A RIKEN investigating committee announced on 1 April that it had found two instances of research misconduct. RIKEN President Ryoji Noyori said at the time that Obokata would be given a chance to appeal before a disciplinary committee would be convened. Obokata's lawyers filed the appeal with RIKEN yesterday.
At the press conference, Kazuhiko Murotani, one of her attorneys, elaborated on Obokata’s previous claims that there was no intent to deceive, and that the problems in the papers do not affect the results. He did reveal a few new details. For instance, Obokata had previously admitted to using images from her doctoral thesis in the Nature papers by mistake; Murotani explained today that the images did not come directly from the thesis, but rather resulted from a mix-up of PowerPoint slides.
She apologized several times for the errors in the papers, but also repeatedly expressed her faith in her findings. She claimed she has created STAP cells more than 200 times; retracting the Nature papers would indicate that the STAP phenomenon is not real, she added. "If I can continue in research, I want to work to realize the hopes of STAP cells as quickly as possible," she said.
Several critical errors have been found in our Article (http://dx.doi.org/10.1038/nature12968) and Letter, which led to an in-depth investigation by the RIKEN Institute. The RIKEN investigation committee has categorized some of the errors as misconduct (see Supplementary Data 1 and Supplementary Data 2). Additional errors identified by the authors that are not discussed in RIKEN’s report are listed below.
(1) Figure 1a and b in the Letter both show embryos generated from STAP cells, not a comparison of ES- and STAP-derived chimaeric embryos, as indicated in the legend.
(2) Extended Data Fig. 7d in the Article and Extended Data Fig. 1a in the Letter are different images of the same embryo and not, as indicated in the legends, a diploid chimaera embryo and tetraploid chimaera embryo.
(3) There is an erroneous description in Fig. 1a in the Letter.

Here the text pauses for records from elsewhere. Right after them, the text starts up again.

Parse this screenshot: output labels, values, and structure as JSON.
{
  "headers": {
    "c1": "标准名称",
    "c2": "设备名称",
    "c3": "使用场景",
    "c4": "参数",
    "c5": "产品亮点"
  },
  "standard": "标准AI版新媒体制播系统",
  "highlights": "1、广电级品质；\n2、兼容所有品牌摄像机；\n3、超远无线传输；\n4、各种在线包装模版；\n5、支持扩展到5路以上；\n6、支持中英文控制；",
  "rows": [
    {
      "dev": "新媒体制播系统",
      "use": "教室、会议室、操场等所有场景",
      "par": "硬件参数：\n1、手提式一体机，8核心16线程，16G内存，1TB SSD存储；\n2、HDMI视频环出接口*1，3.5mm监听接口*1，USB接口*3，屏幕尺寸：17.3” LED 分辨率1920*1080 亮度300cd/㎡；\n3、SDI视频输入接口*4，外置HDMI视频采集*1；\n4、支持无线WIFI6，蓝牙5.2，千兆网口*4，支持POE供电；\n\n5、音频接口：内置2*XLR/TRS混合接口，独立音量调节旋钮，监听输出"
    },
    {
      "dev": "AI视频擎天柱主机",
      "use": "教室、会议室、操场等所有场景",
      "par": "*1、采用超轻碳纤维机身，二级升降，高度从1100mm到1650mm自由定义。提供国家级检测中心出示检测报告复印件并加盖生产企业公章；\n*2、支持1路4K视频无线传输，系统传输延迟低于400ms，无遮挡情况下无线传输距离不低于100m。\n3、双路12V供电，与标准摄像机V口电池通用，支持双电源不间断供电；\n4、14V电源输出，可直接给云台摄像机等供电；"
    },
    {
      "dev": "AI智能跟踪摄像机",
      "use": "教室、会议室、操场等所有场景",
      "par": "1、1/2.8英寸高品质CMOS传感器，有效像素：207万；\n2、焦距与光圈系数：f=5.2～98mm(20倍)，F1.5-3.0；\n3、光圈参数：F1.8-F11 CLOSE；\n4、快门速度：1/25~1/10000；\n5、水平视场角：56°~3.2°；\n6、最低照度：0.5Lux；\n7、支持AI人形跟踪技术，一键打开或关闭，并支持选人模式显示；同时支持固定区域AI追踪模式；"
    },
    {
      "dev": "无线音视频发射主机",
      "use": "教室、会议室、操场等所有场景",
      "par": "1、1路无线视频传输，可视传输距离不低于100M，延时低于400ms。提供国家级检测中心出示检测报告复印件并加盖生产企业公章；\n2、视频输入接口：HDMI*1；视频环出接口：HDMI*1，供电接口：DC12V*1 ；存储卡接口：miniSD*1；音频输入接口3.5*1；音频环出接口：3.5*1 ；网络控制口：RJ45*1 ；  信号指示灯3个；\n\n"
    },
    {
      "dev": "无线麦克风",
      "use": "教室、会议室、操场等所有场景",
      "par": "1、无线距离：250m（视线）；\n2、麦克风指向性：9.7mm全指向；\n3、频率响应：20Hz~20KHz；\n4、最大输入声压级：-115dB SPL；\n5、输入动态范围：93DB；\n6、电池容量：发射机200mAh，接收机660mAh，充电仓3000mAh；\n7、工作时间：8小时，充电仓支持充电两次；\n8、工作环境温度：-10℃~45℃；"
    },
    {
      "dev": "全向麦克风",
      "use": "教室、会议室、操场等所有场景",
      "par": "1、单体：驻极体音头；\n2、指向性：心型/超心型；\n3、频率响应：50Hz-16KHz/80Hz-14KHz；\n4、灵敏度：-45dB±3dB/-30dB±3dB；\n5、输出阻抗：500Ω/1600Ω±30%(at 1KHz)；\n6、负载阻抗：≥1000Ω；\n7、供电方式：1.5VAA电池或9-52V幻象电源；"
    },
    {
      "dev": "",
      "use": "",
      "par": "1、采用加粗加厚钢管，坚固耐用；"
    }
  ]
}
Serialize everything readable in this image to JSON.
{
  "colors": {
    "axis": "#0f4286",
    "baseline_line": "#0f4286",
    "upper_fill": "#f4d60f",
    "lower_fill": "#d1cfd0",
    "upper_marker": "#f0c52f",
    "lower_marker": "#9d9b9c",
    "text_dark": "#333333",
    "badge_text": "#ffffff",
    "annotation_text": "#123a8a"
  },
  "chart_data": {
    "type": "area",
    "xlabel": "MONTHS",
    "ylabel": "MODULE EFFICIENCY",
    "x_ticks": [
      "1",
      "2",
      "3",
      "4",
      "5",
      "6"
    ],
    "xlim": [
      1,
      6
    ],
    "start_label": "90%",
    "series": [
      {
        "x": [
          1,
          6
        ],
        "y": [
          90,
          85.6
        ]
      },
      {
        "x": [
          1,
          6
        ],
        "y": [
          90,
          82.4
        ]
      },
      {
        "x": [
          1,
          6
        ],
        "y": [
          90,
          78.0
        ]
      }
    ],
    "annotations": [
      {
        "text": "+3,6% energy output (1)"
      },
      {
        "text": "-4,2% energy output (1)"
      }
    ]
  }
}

The right panel of Fig. 1a is not a ‘long exposure’ image at the camera level but a digitally enhanced one.
(4) In Fig. 4b of the Letter, STAP cell and ES cell are wrongly labelled in a reverse manner.
(5) In the Article, one group of STAP stem cells (STAP-SCs) was reported as being derived from STAP cells induced from spleens of F1 hybrids from the cross of mouse lines carrying identical cag-gfp insertions in chromosome 18 in the background of 129/Sv and B6, respectively, and that they were maintained in the Wakayama laboratory. However, further analysis of the eight STAP-SC lines indicates that, while sharing the same 129×B6 F1 genetic background, they have a different GFP insertion site. Furthermore, while the mice used for STAP cell induction are homozygous for the GFP transgene, the STAP-SCs are heterozygous. The GFP transgene insertion site matches that of the mice and ES cells kept in the Wakayama laboratory. Thus, there are inexplicable discrepancies in genetic background and transgene insertion sites between the donor mice and the reported STAP-SCs.
We apologize for the mistakes included in the Article and Letter. These multiple errors impair the credibility of the study as a whole and we are unable to say without doubt whether the STAP-SC phenomenon is real. Ongoing studies are investigating this phenomenon afresh, but given the extensive nature of the errors currently found, we consider it appropriate to retract both papers.